Rose is ignoring that advice and raging against how he and other veterans are being treated—and mistreated: “I am going crazy because of the pain and burning up with anger at the VA, the [Centers for Disease Control and Prevention] and [Drug Enforcement Administration (DEA)] for what they’re doing to so many Americans and veterans.”
‘Don’t Fix the Problems’
In a ceremony in the East Room of the White House in late June, President Donald Trump signed a law making it easier for the Department of Veterans Affairs to remove bad employees and protect whistleblowers. He was joined by his new Veterans Affairs secretary, Dr. David Shulkin, and Sergeant Michael Verado, who lost his left arm and leg to an improvised explosive device in Afghanistan in 2010, but had to wait 57 days for a properly fitted prosthetic, and over three years for the VA to correctly equip his home with accessibility equipment—making him a living symbol of the agency’s wait-time scandals.

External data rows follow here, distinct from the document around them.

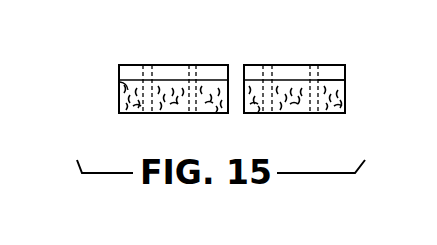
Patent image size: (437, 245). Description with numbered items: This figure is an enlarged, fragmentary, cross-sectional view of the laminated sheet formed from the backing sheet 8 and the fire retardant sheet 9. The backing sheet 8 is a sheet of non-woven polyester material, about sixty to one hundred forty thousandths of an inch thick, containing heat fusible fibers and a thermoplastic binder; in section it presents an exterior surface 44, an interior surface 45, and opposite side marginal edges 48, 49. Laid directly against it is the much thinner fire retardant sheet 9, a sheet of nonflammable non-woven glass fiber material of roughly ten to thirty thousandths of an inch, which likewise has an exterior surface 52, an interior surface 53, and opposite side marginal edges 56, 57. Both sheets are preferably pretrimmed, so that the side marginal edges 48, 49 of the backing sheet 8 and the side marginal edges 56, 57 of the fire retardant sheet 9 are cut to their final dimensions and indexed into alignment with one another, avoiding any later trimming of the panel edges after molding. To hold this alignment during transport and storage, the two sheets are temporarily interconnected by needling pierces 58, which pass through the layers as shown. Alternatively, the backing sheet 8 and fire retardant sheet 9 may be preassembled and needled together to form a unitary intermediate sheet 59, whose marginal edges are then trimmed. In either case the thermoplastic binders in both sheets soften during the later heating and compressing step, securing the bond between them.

The backing sheet 8 is at (352, 120).
The fire retardant sheet 9 is at (115, 60).
The exterior surface 44 is at (325, 82).
The interior surface 45 is at (281, 113).
The side marginal edge 48 is at (118, 98).
The side marginal edge 49 is at (345, 98).
The exterior surface 52 is at (175, 68).
The interior surface 53 is at (120, 90).
The side marginal edge 56 is at (118, 70).
The side marginal edge 57 is at (345, 75).
The needling pierces 58 is at (135, 113).
The intermediate sheet 59 is at (287, 58).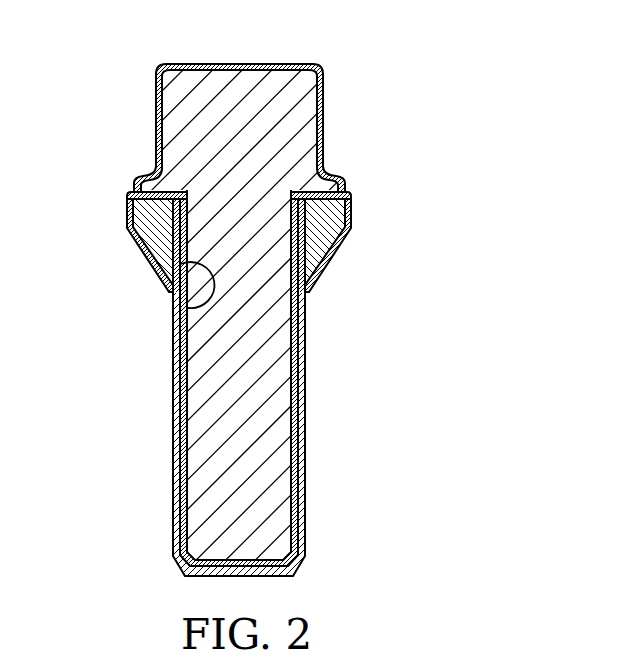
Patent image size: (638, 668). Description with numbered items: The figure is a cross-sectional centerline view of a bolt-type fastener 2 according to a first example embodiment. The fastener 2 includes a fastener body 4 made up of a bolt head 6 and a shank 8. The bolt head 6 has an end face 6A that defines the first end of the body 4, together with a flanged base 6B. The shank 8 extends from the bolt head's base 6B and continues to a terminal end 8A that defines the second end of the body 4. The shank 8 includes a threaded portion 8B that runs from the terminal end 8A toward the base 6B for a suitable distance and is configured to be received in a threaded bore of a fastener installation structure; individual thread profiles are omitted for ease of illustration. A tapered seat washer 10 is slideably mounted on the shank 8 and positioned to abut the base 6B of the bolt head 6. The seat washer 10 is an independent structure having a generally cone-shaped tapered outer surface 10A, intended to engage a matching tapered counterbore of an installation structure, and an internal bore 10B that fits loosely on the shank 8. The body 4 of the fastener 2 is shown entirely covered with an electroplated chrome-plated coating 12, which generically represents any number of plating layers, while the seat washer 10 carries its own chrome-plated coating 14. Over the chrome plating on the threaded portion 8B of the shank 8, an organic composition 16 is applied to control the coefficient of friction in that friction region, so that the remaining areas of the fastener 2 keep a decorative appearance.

"In just a short time, we've already achieved transformative change at the VA—and believe me, we're just getting started," the president declared. "For many years, the government failed to keep its promise to our veterans. Veterans were put on secret waitlists, given the wrong medication, given the bad treatments and ignored in moments of crisis for them. Many veterans died waiting for a simple doctor's appointment. Yet some of the employees involved in those scandals remained on the payrolls…. Today, we are finally changing those laws to help make sure that the scandal of what we suffered so recently never, ever happens again—and that our veterans can get the care they so richly deserve.”
To some VA critics, Trump's selection of Shulkin to head the agency makes it unlikely that significant changes will be made. “For veterans who voted for Donald Trump, this is going to feel like a bait and switch,” says Benjamin Krause, founder of DisabledVeterans.org. “Keeping Shulkin will keep a host of flunkies and criminals who should have been part of the whole ‘drain the swamp’ promise.” (His own reputation as an ethically pure reformer was undercut by The Washington Post report in late September that he billed the government for his wife’s travel during a 10-day business jaunt that also included side-trips to the Wimbledon finals and a visit to Copenhagen’s “Little Mermaid” statue; these expenses were somehow approved by the VA’s ethics team but are now under investigation by the department’s Inspector General.)
The fetid VA swamp has been spreading for years under the last three VA secretaries, including Shulkin. It’s an institution long notorious for vicious retaliation against whistleblowers and a penchant for falsehoods, obfuscation and delay, as well as rampant cover-ups of unsafe and sometimes deadly conditions—or even fraud—by the VA's watchdog agencies. This is all kept from view by what some longtime employees call “the code”—the institutional silence and protection offered wrongdoers. Likening it to the mob’s “omertà,” one high-ranking VA administrator, who insisted on anonymity, tells Newsweek, “You don’t break ‘the code,’ or your career is over…. It’s a fearful environment.